It Started Out As A Nice Day…

It was a pleasant afternoon yesterday at the salt marsh so I decided to set up a time lapse to run while I was watching and photographing the various birds that were out enjoying their day. The black skimmer photos from my previous post were taken while the time lapse was running. Notice in the time lapse video how you can see the tide coming in and gradually covering over the oyster beds and filling in the marsh. In the beginning you can also see some wood storks and egrets fishing in the lower right corner.

The white fluffy clouds began to thicken and get darker and I knew a storm was moving in. You can see the darker clouds come in from the left side of the time lapse. The storm was coming from the southwest and the time lapse was pointed north toward the salt marsh. When I started to hear the thunder and saw some lightning I turned around and saw this shelf cloud rapidly move in and practically roll right over my head. At this point I stopped the time lapse and went to quickly grab a few shots of the shelf cloud before the sky opened up on me. The first photo was taken with a regular wide angle lens and the second one was taken with the 8mm fisheye.

The 42 second time lapse video was made using just over 1,000 photos, one taken every five seconds for a bit less then an hour and a half and processed at 24fps. I wish I could have let the time lapse go on longer but with the lightning and coming heavy rain I really had to get out of there! 

Storm Clouds in Murrells Inlet

Storm Clouds in Murrells Inlet

58 thoughts on “It Started Out As A Nice Day…

  1. Fascinating pictures, Phil! A sense of foreboding, watching the cloud coming in. A great view of your salt marsh, as well!

      • That little white arrow in the lower left corner should get it to play but I see you got it. I wish I could have let the TL run longer but I really did have to leave the area and quickly!
        I thought that shelf cloud rolling in looked positively apocalyptic.

  2. Great job, Phil. Most impressive, Phil. I really enjoyed watching those clouds from the comfort of my home. It must have been quite surreal being out there as it was happening.

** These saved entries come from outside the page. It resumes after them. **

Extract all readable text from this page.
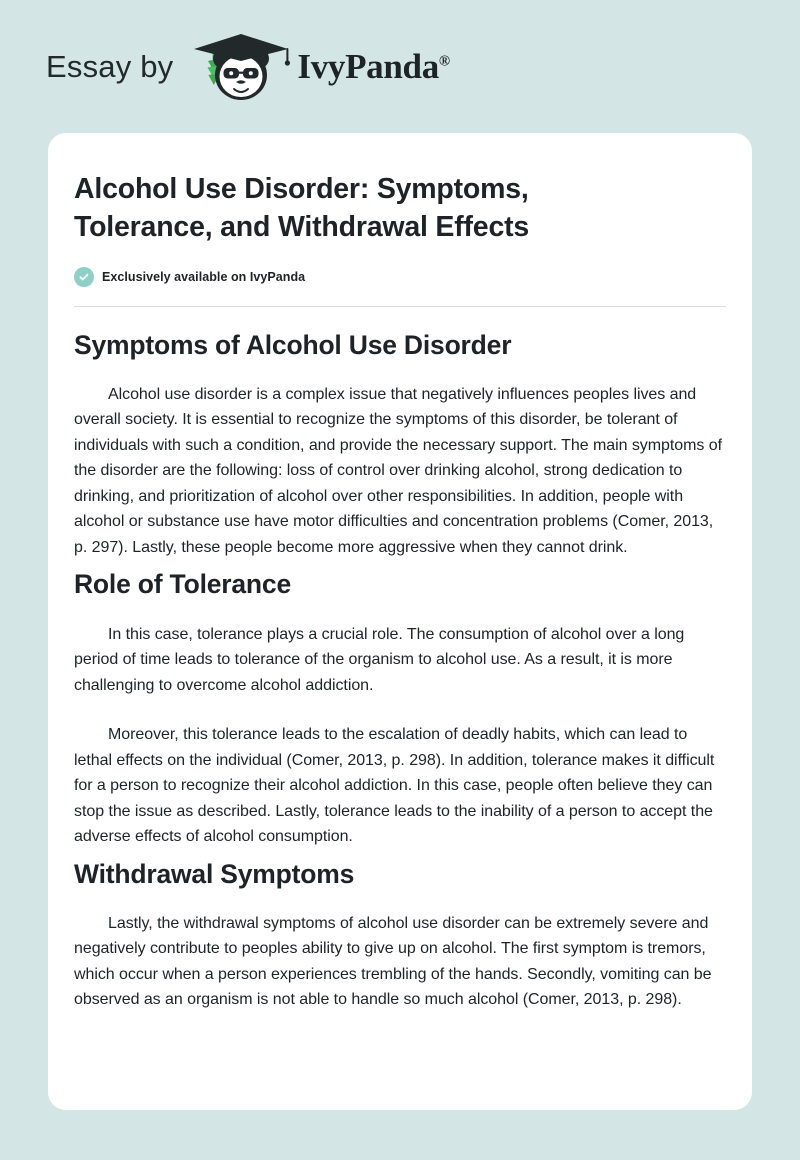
Essay by	IvyPanda®
Alcohol Use Disorder: Symptoms, Tolerance, and Withdrawal Effects
Exclusively available on IvyPanda
Symptoms of Alcohol Use Disorder

Alcohol use disorder is a complex issue that negatively influences peoples lives and overall society. It is essential to recognize the symptoms of this disorder, be tolerant of individuals with such a condition, and provide the necessary support. The main symptoms of the disorder are the following: loss of control over drinking alcohol, strong dedication to drinking, and prioritization of alcohol over other responsibilities. In addition, people with alcohol or substance use have motor difficulties and concentration problems (Comer, 2013, p. 297). Lastly, these people become more aggressive when they cannot drink.

Role of Tolerance

In this case, tolerance plays a crucial role. The consumption of alcohol over a long period of time leads to tolerance of the organism to alcohol use. As a result, it is more challenging to overcome alcohol addiction.

Moreover, this tolerance leads to the escalation of deadly habits, which can lead to lethal effects on the individual (Comer, 2013, p. 298). In addition, tolerance makes it difficult for a person to recognize their alcohol addiction. In this case, people often believe they can stop the issue as described. Lastly, tolerance leads to the inability of a person to accept the adverse effects of alcohol consumption.

Withdrawal Symptoms

Lastly, the withdrawal symptoms of alcohol use disorder can be extremely severe and negatively contribute to peoples ability to give up on alcohol. The first symptom is tremors, which occur when a person experiences trembling of the hands. Secondly, vomiting can be observed as an organism is not able to handle so much alcohol (Comer, 2013, p. 298).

    • Thanks very much Sylvia and yes it was an almost surreal experience especially when that huge shelf cloud started moving right toward and over us. As you might expect my wife and I were the only ones (nuts) still out there when this baby came rolling in! 😯 😀

    • Thanks much glad you liked these. I got rained on, thundered on, and lightninged on. Well luckily I did not actually get hit with lightning. There was a terrified little gator nearby that I felt sorry for and almost scooped him up and took him home. Jack would love that.

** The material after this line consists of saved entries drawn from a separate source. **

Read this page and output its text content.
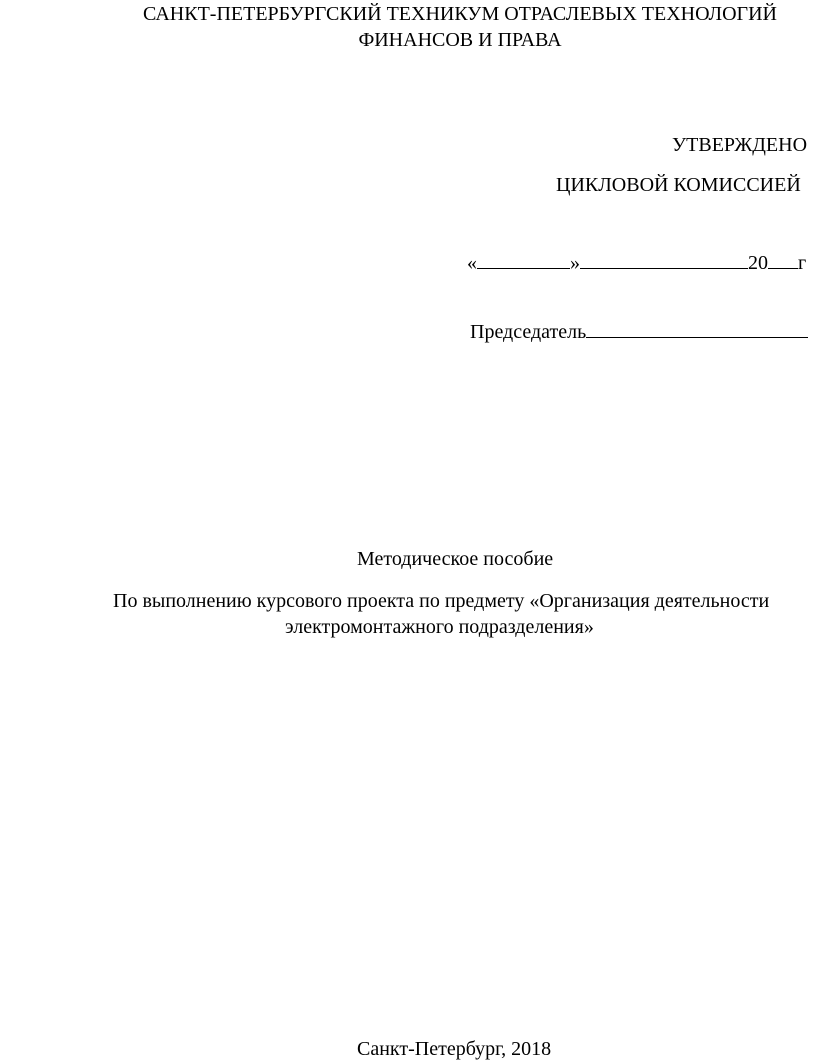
САНКТ-ПЕТЕРБУРГСКИЙ ТЕХНИКУМ ОТРАСЛЕВЫХ ТЕХНОЛОГИЙ
ФИНАНСОВ И ПРАВА
УТВЕРЖДЕНО
ЦИКЛОВОЙ КОМИССИЕЙ
«	»	20 г
Председатель
Методическое пособие
По выполнению курсового проекта по предмету «Организация деятельности
электромонтажного подразделения»
Санкт-Петербург, 2018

    • I’m happy you enjoyed seeing these photos and TL video, it was an experience for sure.
      Good to get rain, I could live with it not raining on me so much but then again I was the one that voluntarily stayed out there. 🙂

  3. Thanks for the video. Love seeing the movements of the birds over time. Good stuff! Those clouds looked pretty ominous, too…you get some big thunderstorms once they rolled in?

    • Thanks very much for checking these out and glad you liked the photos and TL vid!
      We do get some pretty good T storms and it’s especially amazing when a huge shelf cloud like this comes out from the west and rolls in over the ocean. This location is right at the beach and the offshore wind had been blowing the clouds west all day until it all changed when this moved in.

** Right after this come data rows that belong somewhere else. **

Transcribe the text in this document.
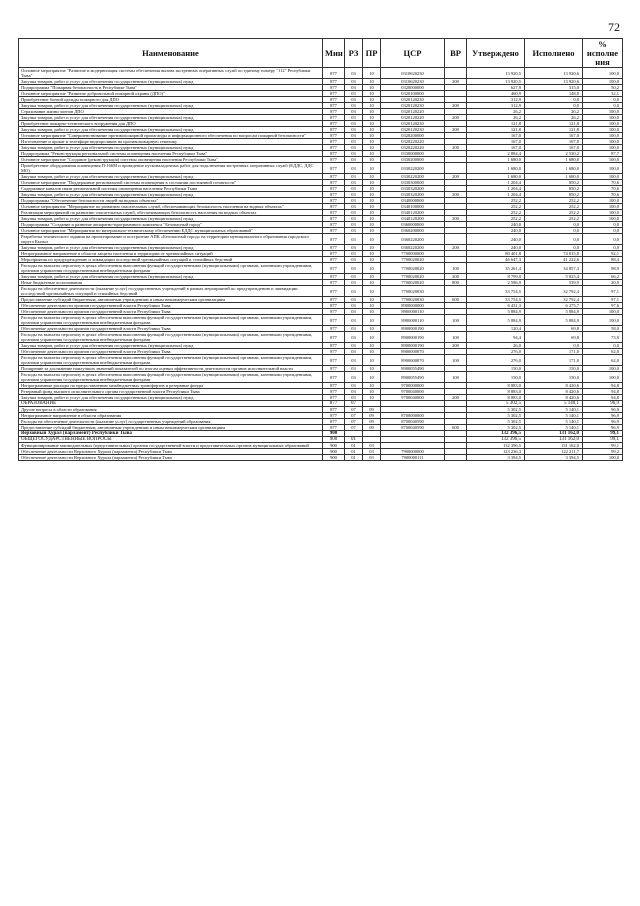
72
Наименование	Мин	РЗ	ПР	ЦСР	ВР	Утверждено	Исполнено	% исполне ния
Основное мероприятие "Развитие и модернизация системы обеспечения вызова экстренных оперативных служб по единому номеру "112" Республики Тыва"	877	03	10	0310620230		13 920,5	13 920,6	100,0
Закупка товаров, работ и услуг для обеспечения государственных (муниципальных) нужд	877	03	10	0310620230	200	13 920,5	13 920,6	100,0
Подпрограмма "Пожарная безопасность в Республике Тыва"	877	03	10	0320000000		627,9	315,0	50,2
Основное мероприятие "Развитие добровольной пожарной охраны (ДПО)"	877	03	10	0320100000		460,9	148,0	32,1
Приобретение боевой одежды пожарного для ДПО	877	03	10	0320120230		312,9	0,0	0,0
Закупка товаров, работ и услуг для обеспечения государственных (муниципальных) нужд	877	03	10	0320120230	200	312,9	0,0	0,0
Страхование жизни членов ДПО	877	03	10	0320120220		26,2	26,2	100,0
Закупка товаров, работ и услуг для обеспечения государственных (муниципальных) нужд	877	03	10	0320120220	200	26,2	26,2	100,0
Приобретение пожарно-технического вооружения для ДПО	877	03	10	0320120230		121,8	121,8	100,0
Закупка товаров, работ и услуг для обеспечения государственных (муниципальных) нужд	877	03	10	0320120230	200	121,8	121,8	100,0
Основное мероприятие "Совершенствование противопожарной пропаганды и информационного обеспечения по вопросам пожарной безопасности"	877	03	10	0320200000		167,0	167,0	100,0
Изготовление и прокат в телеэфире видеороликов на противопожарную тематику	877	03	10	0320220220		167,0	167,0	100,0
Закупка товаров, работ и услуг для обеспечения государственных (муниципальных) нужд	877	03	10	0320220220	200	167,0	167,0	100,0
Подпрограмма "Реконструкция региональной системы оповещения населения Республики Тыва"	877	03	10	0330000000		2 884,4	2 530,2	87,7
Основное мероприятие "Создание (реконструкция) системы оповещения населения Республики Тыва"	877	03	10	0330200000		1 680,0	1 680,0	100,0
Приобретение оборудования оповещения П-166М и проведение пусконаладочных работ для подключения экстренных оперативных служб (ЕДДС, ДДС МО)	877	03	10	0330220200		1 680,0	1 680,0	100,0
Закупка товаров, работ и услуг для обеспечения государственных (муниципальных) нужд	877	03	10	0330220200	200	1 680,0	1 680,0	100,0
Основное мероприятие "Поддержание региональной системы оповещения в состоянии постоянной готовности"	877	03	10	0330300000		1 204,4	850,2	70,6
Содержание каналов связи региональной системы оповещения населения Республики Тыва	877	03	10	0330320200		1 204,4	850,2	70,6
Закупка товаров, работ и услуг для обеспечения государственных (муниципальных) нужд	877	03	10	0330320200	200	1 204,4	850,2	70,6
Подпрограмма "Обеспечение безопасности людей на водных объектах"	877	03	10	0340000000		252,2	252,2	100,0
Основное мероприятие "Мероприятие по развитию спасательных служб, обеспечивающих безопасность населения на водных объектах"	877	03	10	0340100000		252,2	252,2	100,0
Реализация мероприятий по развитию спасательных служб, обеспечивающих безопасность населения на водных объектах	877	03	10	0340120200		252,2	252,2	100,0
Закупка товаров, работ и услуг для обеспечения государственных (муниципальных) нужд	877	03	10	0340120200	200	252,2	252,2	100,0
Подпрограмма "Создание и развитие аппаратно-программного комплекса "Безопасный город"	877	03	10	0360000000		240,0	0,0	0,0
Основное мероприятие "Мероприятия по материально-техническому обеспечению ЕДДС муниципальных образований"	877	03	10	0360200000		240,0	0,0	0,0
Разработка технического задания на проектирование и построение АПК «Безопасный город» на территории муниципального образования городского округа Кызыл	877	03	10	0360220200		240,0	0,0	0,0
Закупка товаров, работ и услуг для обеспечения государственных (муниципальных) нужд	877	03	10	0360220200	200	240,0	0,0	0,0
Непрограммное направление в области защиты населения и территории от чрезвычайных ситуаций	877	03	10	7700000000		80 401,8	74 015,0	92,1
Мероприятия по предупреждению и ликвидации последствий чрезвычайных ситуаций и стихийных бедствий	877	03	10	7700020020		46 647,3	41 222,6	88,4
Расходы на выплаты персоналу в целях обеспечения выполнения функций государственными (муниципальными) органами, казенными учреждениями, органами управления государственными внебюджетными фондами	877	03	10	7700020020	100	35 261,4	34 857,3	98,9
Закупка товаров, работ и услуг для обеспечения государственных (муниципальных) нужд	877	03	10	7700020020	200	8 799,0	5 825,4	66,2
Иные бюджетные ассигнования	877	03	10	7700020020	800	2 586,9	539,9	20,9
Расходы на обеспечение деятельности (оказание услуг) государственных учреждений в рамках мероприятий по предупреждению и ликвидации последствий чрезвычайных ситуаций и стихийных бедствий	877	03	10	7700020030		33 754,5	32 792,4	97,1
Предоставление субсидий бюджетным, автономным учреждениям и иным некоммерческим организациям	877	03	10	7700020030	600	33 754,5	32 792,4	97,1
Обеспечение деятельности органов государственной власти Республики Тыва	877	03	10	8900000000		6 431,3	6 275,7	97,6
Обеспечение деятельности органов государственной власти Республики Тыва	877	03	10	8900000110		5 884,9	5 884,9	100,0
Расходы на выплаты персоналу в целях обеспечения выполнения функций государственными (муниципальными) органами, казенными учреждениями, органами управления государственными внебюджетными фондами	877	03	10	8900000110	100	5 884,9	5 884,9	100,0
Обеспечение деятельности органов государственной власти Республики Тыва	877	03	10	8900000190		120,4	69,8	58,0
Расходы на выплаты персоналу в целях обеспечения выполнения функций государственными (муниципальными) органами, казенными учреждениями, органами управления государственными внебюджетными фондами	877	03	10	8900000190	100	94,4	69,8	73,9
Закупка товаров, работ и услуг для обеспечения государственных (муниципальных) нужд	877	03	10	8900000190	200	26,0	0,0	0,0
Обеспечение деятельности органов государственной власти Республики Тыва	877	03	10	8900000870		276,0	171,0	62,0
Расходы на выплаты персоналу в целях обеспечения выполнения функций государственными (муниципальными) органами, казенными учреждениями, органами управления государственными внебюджетными фондами	877	03	10	8900000870	100	276,0	171,0	62,0
Поощрение за достижение наилучших значений показателей по итогам оценки эффективности деятельности органов исполнительной власти	877	03	10	8900055490		150,0	150,0	100,0
Расходы на выплаты персоналу в целях обеспечения выполнения функций государственными (муниципальными) органами, казенными учреждениями, органами управления государственными внебюджетными фондами	877	03	10	8900055490	100	150,0	150,0	100,0
Непрограммные расходы по предоставлению межбюджетных трансфертов и резервные фонды	877	03	10	9700000000		8 883,0	8 420,6	94,8
Резервный фонд высшего исполнительного органа государственной власти Республики Тыва	877	03	10	9700040000		8 883,0	8 420,6	94,8
Закупка товаров, работ и услуг для обеспечения государственных (муниципальных) нужд	877	03	10	9700040000	200	8 883,0	8 420,6	94,8
ОБРАЗОВАНИЕ	877	07				5 302,5	5 140,1	96,9
Другие вопросы в области образования	877	07	09			5 302,5	5 140,1	96,9
Непрограммное направление в области образования	877	07	09	8700000000		5 302,5	5 140,1	96,9
Расходы на обеспечение деятельности (оказание услуг) государственных учреждений образования	877	07	09	8700040590		5 302,5	5 140,1	96,9
Предоставление субсидий бюджетным, автономным учреждениям и иным некоммерческим организациям	877	07	09	8700040590	600	5 302,5	5 140,1	96,9
Верховный Хурал (парламент) Республики Тыва	900					132 396,5	131 162,0	99,1
ОБЩЕГОСУДАРСТВЕННЫЕ ВОПРОСЫ	900	01				132 396,5	131 162,0	99,1
Функционирование законодательных (представительных) органов государственной власти и представительных органов муниципальных образований	900	01	03			132 396,5	131 162,0	99,1
Обеспечение деятельности Верховного Хурала (парламента) Республики Тыва	900	01	03	7900000000		123 236,3	122 211,7	99,2
Обеспечение деятельности Верховного Хурала (парламента) Республики Тыва	900	01	03	7900000111		3 394,5	3 394,5	100,0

  4. The time lapse is brilliant. I have bought an interval timer but haven’t used it yet as I’m not sure what software I need to create the video. The storks are like ants. These conditions can be scary but they frequently offer fantastic light for photography. Excellent work, Phil.

    • Thanks Andrew, glad you liked the photos and TL vid! If you look at the first photo, you can see some little white dots along the shoreline visible in the lower right corner, those were four wood storks.
      I use an interval timer and do a batch adjust and resize in photoshop (but you don’t have to do tha) before processing the final video using Quick Time Pro.

  5. Very, very cool! When I watched the video before reading your test, I assumed it covered a much longer span of time. That really shows how fast a front can move.

    • Yes one thing I have learned from doing TL videos is that even when the clouds appear to be mostly just hanging in one place they are actually moving and often faster then you might think.
      Glad you liked these!

  6. Wow, that time lapse is awesome! It’s amazing how those ominous and dramatic clouds seem to just roll in suddenly from nowhere.
    Now, you’ve got me wanting to learn how to do time lapse video. I’ve never done one.

    • I’m glad you liked that TL video, as soon as I tried one I got hooked. I don’t do them often and sometimes you never know how it will look later once you start it but they sure are fun to make and look at!
      I’m sure you would enjoy making one!